Wild Mushroom & Tarragon Soup
Vegan, creamy, hearty & filling. I love mushrooms and this soup does them justice! Once you realize how easy making soup in the Vitamix is, you whip together homemade soup all the time! Canned soup is loaded with sodium so why not make your own! (And it'll be tastier too!)
24oz variety of mushrooms - i used white button, baby bellas (crimini), oyster & shitake
2 cloves garlic, minced
Fresh tarragon if possible but dried is fine too (1 Tb)
16oz veggie broth
1/4 C Marsala Wine (or port, bourbon, white wine, etc)

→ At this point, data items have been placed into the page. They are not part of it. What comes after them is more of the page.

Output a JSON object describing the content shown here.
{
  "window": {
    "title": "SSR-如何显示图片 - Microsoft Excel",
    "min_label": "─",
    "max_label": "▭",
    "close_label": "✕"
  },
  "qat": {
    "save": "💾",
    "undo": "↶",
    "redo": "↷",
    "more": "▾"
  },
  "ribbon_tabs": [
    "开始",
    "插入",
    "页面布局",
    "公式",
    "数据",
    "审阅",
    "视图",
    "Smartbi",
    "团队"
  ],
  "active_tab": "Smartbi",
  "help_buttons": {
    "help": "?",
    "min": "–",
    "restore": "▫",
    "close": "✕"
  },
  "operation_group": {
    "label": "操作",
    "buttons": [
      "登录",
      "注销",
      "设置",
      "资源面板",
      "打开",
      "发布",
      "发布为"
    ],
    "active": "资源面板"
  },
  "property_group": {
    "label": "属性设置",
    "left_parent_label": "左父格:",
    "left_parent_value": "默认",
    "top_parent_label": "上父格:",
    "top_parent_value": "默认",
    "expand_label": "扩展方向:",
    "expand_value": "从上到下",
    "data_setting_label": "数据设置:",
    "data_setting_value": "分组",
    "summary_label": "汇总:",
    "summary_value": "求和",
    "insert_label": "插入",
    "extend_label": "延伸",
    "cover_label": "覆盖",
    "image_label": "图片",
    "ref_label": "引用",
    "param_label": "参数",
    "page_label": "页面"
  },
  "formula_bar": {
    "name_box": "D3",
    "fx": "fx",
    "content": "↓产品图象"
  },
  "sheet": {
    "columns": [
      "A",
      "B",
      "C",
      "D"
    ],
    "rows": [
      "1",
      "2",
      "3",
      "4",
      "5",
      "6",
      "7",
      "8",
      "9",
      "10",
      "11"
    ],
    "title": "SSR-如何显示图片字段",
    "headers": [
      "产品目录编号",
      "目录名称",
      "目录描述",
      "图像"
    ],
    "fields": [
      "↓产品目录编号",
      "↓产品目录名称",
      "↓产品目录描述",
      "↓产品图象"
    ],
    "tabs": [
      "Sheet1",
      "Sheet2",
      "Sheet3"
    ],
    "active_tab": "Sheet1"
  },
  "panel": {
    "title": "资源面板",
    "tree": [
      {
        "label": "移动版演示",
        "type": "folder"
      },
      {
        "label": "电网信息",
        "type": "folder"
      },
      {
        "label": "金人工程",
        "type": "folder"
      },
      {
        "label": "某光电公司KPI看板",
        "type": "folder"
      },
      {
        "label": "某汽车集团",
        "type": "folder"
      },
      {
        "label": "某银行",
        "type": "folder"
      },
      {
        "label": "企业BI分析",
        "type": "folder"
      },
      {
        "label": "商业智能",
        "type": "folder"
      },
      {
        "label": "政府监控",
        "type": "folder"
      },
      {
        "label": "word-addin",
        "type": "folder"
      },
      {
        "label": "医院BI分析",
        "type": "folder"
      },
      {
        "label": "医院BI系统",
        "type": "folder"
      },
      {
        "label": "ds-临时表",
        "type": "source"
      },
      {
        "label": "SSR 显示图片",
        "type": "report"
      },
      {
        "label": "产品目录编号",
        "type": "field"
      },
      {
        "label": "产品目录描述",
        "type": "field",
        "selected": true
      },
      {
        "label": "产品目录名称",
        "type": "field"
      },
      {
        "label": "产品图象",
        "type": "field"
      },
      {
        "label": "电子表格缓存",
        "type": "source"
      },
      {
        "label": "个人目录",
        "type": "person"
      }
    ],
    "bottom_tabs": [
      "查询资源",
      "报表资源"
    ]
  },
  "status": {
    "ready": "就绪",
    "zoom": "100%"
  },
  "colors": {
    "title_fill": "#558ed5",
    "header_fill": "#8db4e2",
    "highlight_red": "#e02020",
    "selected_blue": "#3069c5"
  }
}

1/4 C Cashew Milk Powder (or soaked raw cashews) blended with water
Salt & Pepper to taste
Olive oil for sautéing
Sauté your onion & mushrooms in a dutch oven or pot in a drizzle or two of olive oil. Don't forget to salt & pepper. Add garlic last just until fragrant (make sure you don't burn!)

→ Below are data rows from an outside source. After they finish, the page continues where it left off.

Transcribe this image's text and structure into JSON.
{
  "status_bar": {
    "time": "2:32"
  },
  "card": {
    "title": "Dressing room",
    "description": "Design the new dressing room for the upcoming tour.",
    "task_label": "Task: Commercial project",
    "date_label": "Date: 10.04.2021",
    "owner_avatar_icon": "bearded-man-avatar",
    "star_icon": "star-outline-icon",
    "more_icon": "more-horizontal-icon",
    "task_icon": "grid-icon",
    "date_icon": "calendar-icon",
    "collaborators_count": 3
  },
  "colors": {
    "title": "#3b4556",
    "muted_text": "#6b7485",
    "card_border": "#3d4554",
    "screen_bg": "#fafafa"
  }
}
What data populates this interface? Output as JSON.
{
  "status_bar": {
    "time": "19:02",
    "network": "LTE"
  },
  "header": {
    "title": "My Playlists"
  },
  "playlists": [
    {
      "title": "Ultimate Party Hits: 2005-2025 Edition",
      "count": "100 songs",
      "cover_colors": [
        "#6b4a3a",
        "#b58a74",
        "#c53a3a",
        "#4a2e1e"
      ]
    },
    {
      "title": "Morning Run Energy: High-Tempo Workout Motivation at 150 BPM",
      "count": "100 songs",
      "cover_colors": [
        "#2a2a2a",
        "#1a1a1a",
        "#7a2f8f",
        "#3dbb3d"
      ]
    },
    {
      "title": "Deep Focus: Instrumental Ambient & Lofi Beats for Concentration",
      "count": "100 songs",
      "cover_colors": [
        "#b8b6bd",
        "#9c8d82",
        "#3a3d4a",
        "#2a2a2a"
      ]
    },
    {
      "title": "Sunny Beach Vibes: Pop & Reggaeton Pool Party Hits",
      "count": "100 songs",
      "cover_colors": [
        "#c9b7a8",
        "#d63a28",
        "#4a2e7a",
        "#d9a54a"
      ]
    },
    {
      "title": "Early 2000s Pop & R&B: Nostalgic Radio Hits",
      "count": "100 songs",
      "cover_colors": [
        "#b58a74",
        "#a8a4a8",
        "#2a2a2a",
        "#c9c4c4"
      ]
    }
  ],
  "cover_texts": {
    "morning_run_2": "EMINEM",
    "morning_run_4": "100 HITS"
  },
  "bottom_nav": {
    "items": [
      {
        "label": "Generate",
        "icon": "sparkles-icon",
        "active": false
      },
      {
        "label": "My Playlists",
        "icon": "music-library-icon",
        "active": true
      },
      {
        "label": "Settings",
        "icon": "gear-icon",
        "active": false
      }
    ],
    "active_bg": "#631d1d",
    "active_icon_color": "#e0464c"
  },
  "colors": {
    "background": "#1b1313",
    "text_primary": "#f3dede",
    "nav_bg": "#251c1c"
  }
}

Deglaze the pot with Marsala wine & make sure you scrape up all those brown bits!
Transfer to Vitamix container (but reserve 1/2C or so for garnish) along with the veggie broth & tarragon.

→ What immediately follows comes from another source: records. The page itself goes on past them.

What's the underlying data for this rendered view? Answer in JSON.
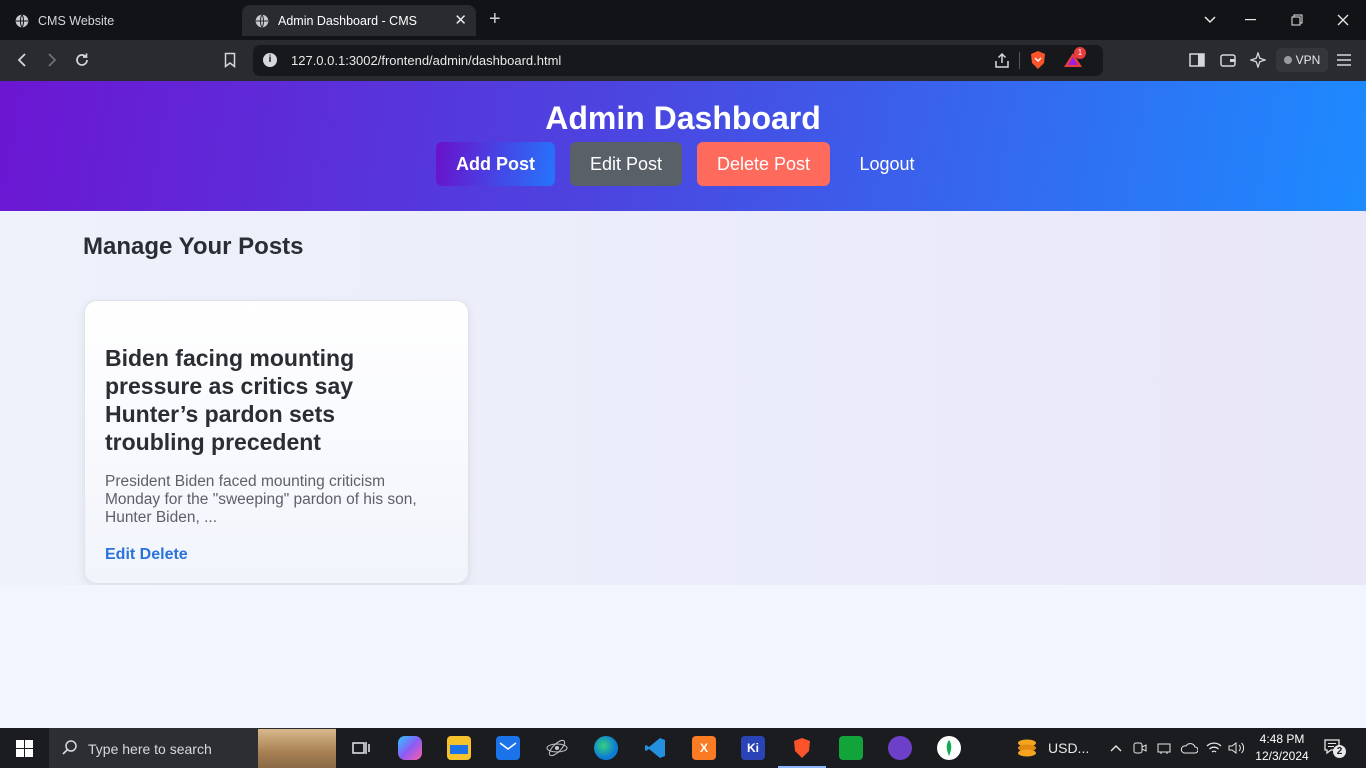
{
  "browser": {
    "tabs": [
      {
        "title": "CMS Website",
        "active": false
      },
      {
        "title": "Admin Dashboard - CMS",
        "active": true
      }
    ],
    "new_tab": "+",
    "url": "127.0.0.1:3002/frontend/admin/dashboard.html",
    "brave_badge_count": "1",
    "vpn_label": "VPN"
  },
  "header": {
    "title": "Admin Dashboard",
    "nav": {
      "add_post": "Add Post",
      "edit_post": "Edit Post",
      "delete_post": "Delete Post",
      "logout": "Logout"
    }
  },
  "main": {
    "heading": "Manage Your Posts",
    "posts": [
      {
        "title": "Biden facing mounting pressure as critics say Hunter’s pardon sets troubling precedent",
        "excerpt": "President Biden faced mounting criticism Monday for the \"sweeping\" pardon of his son, Hunter Biden, ...",
        "edit_label": "Edit",
        "delete_label": "Delete"
      }
    ]
  },
  "taskbar": {
    "search_placeholder": "Type here to search",
    "weather_label": "USD...",
    "time": "4:48 PM",
    "date": "12/3/2024",
    "notification_count": "2"
  },
  "colors": {
    "header_gradient_start": "#6c16d2",
    "header_gradient_end": "#1d8bff",
    "delete_button": "#fe6b5d",
    "edit_button": "#5a6068",
    "link": "#2a73d9"
  }
}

Start on lowest setting & crank to 7. let it run for 5 min
Taste for seasoning.
Whisk cashew powder with a tablespoon or so of water & add to soup. Blend for another 30 sec or so. Adjust consistency with water.
Serve directly from Vitamix or return to pot & hold at a simmer until ready to serve.
If you want to make this ahead of time, you can store in the fridge (or freeze) Note that it might tighten up as it cools so you may want to add broth or water when you heat it back up.